History of Cape Scott Provincial Park2019-01-15T14:21:38+00:00

The Tlatlasikwala, Nakumgilisala and Yutlinuk native peoples shared the Cape Scott area prior to white settlement. The Yutlinuk of the Scott Islands died out in the early 1800s. The Nakumgilisala and Tlatlasikwala amalgamated in the mid 1850s and moved to Hope Island where they remained until 1954. That year, numbering only 32, they joined with the Koskimo people and moved to Quatsino Sound. Today they are known collectively as the Nahwitti. They have six reserves, two of which are within the boundaries of Cape Scott Provincial Park.

From 1897 to 1907 the first white settlement attempt was made at Cape Scott. The settlers were Danes, mostly from Minnesota, Iowa, Nebraska and North Dakota looking to establish an ethnic community around Hansen Lagoon and Fisherman Bay. The colony hoped to subsist initially on fishing until the government followed through on its agreement to build a road from Fisherman Bay to San Josef River and onto Holberg. The road would provide the link necessary to get the beef and dairy products the settlers were to produce to market. Unfortunately the road never materialized.

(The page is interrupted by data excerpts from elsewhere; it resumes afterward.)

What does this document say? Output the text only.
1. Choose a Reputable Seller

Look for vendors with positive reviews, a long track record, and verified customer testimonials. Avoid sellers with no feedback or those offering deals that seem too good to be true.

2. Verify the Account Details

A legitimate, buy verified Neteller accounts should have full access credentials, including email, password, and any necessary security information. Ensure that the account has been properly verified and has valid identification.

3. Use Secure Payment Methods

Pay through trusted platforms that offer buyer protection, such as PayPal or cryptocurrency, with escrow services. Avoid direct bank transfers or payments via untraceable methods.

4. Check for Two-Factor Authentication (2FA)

The colony struggled to survive by fishing and trapping mink, river otter and beaver for their pelts. Eventually trapping petered out and the men were forced to leave to fish at Rivers Inlet, or to work in mines or logging camps. By 1907, the settlers had acknowledged the failure of their colony and plans were made for departure.

The population of the area between Cape Scott and Holberg numbered less than 60 in 1909. By 1913, another wave of settlers had arrived from Washington State, the prairie provinces, Eastern Canada and Europe to occupy land available for pre-emption. Many of these settlers established themselves in homes vacated by the Danes near Hansen Lagoon. Others took up land and built homes at Fisherman Bay and San Josef Bay.

The population of the second settlement peaked at over 1,000 in 1913. Thereafter it declined as the residents once again encountered the same hardships the Danes had experienced before them. Conscription in 1917 for service in the First World War brought an end to the community for a second time, and soon it was virtually deserted.

Requirements of national security during World War ll led to the construction of a small radar station at Cape Scott in 1942, which remained in operation until 1945.